First, I can't imagine who the school thought they were serving by requiring this. Most women are not at their best intellectually or emotionally a few days after giving birth, so it's not hard to imagine that the young woman in question might have seen her marks suffer when she wrote those tests. That makes the assessment invalid, because it doesn't match her usual abilities. If the test is not a valid measure of her abilities, then it's not serving her needs for her to write it.

She wanted to graduate and go to college in the fall, so the argument could be made that the college needed her marks to know exactly what she could do and to decide on admissions. I'm not buying it, again for the reason of the test's lack of validity: the college was getting a skewed view of her abilities unless she managed to pull some excellent grades on that test. So an invalid test doesn't serve the purposes of the institute of higher education, either.

So whose needs were being served? The school's, of course. The flexibility required to let her graduate without the week or so's missed work required extra work on the part of the school, and a lack of (what the school would call) fairness to other students. They might have to recalculate a GPA to exclude those tests, so she wouldn't be penalized for missing them, or they might have to give her an alternate, less-stressful assessment, or they might have had to plan in advance for her to finish her schoolwork (or at least finish enough of it that she could be said to have been evaluated on the full content of the course) a bit early due to the likelihood that she'd deliver around the time of her final exams.

I don't believe that's what real fairness looks like.

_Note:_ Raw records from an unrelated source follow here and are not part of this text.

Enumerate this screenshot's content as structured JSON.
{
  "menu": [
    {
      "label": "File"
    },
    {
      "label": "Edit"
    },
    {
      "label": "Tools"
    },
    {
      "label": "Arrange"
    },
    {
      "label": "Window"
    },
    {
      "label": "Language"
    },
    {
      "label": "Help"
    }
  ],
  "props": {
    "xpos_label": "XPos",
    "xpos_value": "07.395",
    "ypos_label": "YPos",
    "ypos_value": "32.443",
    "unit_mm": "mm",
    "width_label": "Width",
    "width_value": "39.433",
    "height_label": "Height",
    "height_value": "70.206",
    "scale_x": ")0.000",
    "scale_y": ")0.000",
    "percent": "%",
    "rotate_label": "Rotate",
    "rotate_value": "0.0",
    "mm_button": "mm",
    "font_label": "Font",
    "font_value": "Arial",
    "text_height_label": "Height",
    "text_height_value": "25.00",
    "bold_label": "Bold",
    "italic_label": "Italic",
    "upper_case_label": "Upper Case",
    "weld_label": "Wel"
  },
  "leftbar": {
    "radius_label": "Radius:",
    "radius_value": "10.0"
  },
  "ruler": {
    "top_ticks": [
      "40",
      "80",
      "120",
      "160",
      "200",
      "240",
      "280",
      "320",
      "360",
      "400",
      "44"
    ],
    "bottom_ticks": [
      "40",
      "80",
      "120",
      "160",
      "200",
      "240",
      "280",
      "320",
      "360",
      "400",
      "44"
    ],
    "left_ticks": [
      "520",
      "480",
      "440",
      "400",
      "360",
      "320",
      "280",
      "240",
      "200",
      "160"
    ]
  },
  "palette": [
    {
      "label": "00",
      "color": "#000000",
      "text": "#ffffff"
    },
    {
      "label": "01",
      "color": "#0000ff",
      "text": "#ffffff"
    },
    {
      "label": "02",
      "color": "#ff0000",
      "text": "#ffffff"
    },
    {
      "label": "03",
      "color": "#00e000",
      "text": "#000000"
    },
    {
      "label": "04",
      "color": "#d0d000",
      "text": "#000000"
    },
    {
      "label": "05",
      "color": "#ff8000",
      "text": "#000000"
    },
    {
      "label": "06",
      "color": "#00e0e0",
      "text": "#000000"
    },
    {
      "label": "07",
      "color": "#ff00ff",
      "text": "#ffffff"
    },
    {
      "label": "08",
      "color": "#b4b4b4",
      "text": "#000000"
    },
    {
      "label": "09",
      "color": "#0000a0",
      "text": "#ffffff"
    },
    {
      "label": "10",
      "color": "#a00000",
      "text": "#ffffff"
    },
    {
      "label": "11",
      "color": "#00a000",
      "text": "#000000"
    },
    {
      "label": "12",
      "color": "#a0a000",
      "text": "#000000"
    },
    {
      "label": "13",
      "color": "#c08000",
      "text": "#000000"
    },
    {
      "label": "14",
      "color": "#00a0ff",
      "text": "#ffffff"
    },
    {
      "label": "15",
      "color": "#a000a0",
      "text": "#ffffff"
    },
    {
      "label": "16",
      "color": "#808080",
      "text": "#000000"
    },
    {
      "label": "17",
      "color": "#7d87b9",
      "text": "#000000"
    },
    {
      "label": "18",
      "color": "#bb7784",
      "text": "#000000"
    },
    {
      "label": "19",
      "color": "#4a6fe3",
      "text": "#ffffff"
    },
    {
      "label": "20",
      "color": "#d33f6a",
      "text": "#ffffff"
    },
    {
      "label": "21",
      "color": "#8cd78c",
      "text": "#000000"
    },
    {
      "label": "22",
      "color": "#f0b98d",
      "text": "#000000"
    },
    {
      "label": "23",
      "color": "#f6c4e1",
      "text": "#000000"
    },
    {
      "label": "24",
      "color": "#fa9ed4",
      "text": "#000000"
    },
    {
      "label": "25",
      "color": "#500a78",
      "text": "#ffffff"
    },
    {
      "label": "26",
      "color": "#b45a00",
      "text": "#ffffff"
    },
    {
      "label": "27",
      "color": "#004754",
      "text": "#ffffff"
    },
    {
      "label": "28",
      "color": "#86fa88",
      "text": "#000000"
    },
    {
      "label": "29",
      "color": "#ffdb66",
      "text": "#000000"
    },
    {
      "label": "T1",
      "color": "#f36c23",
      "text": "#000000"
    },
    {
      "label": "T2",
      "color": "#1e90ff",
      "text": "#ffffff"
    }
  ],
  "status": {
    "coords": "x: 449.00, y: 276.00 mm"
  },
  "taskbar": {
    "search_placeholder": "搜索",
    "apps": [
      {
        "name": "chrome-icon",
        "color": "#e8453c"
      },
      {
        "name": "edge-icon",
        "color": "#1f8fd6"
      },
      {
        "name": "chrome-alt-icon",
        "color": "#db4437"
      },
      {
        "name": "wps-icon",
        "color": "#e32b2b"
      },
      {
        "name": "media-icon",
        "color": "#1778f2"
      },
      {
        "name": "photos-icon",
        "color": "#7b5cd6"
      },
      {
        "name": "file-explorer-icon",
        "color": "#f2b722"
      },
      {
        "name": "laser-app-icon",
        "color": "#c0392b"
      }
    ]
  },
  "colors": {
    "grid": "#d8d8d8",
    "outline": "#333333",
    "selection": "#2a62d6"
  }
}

Real fairness evaluates students in a variety of ways, giving them lots of opportunities to show what they know and can do. Real fairness can and should look different for different students. A rigorous adherence to a marking system based on tests and GPAs is inherently unfair, not just to our new mom in the example but to every kid who has test-taking anxiety, or a learning style that makes test-taking a problem, to name a couple of possibilities.

If some bureaucracy is inevitable in a public school setting (a debate for another day) then the least schools can do is ensure that what bureaucracy they have is essential to be fair to the students.

(no subject)

Date: 2010-08-08 11:22 pm (UTC)
From: [identity profile] thexphial.livejournal.com
I work on the other end of the spectrum, the very beginning of kids' interactions with the school district. I can tell you that the experience is overwhelmingly geared towards making things easy and predictable for the school. Rather than focusing on a child's needs, they are constantly attempting to fit the child into preconceived slots regardless of how appropriate that slot may be. For example, a child with a severe speech delay will qualify for on-campus speech therapy. In order to qualify the district must acknowledge that the child has an educational need for the therapy. But if mom or dad can't take off work and bring the child to the school building, that kid gets NO services. It's beyond ridiculous.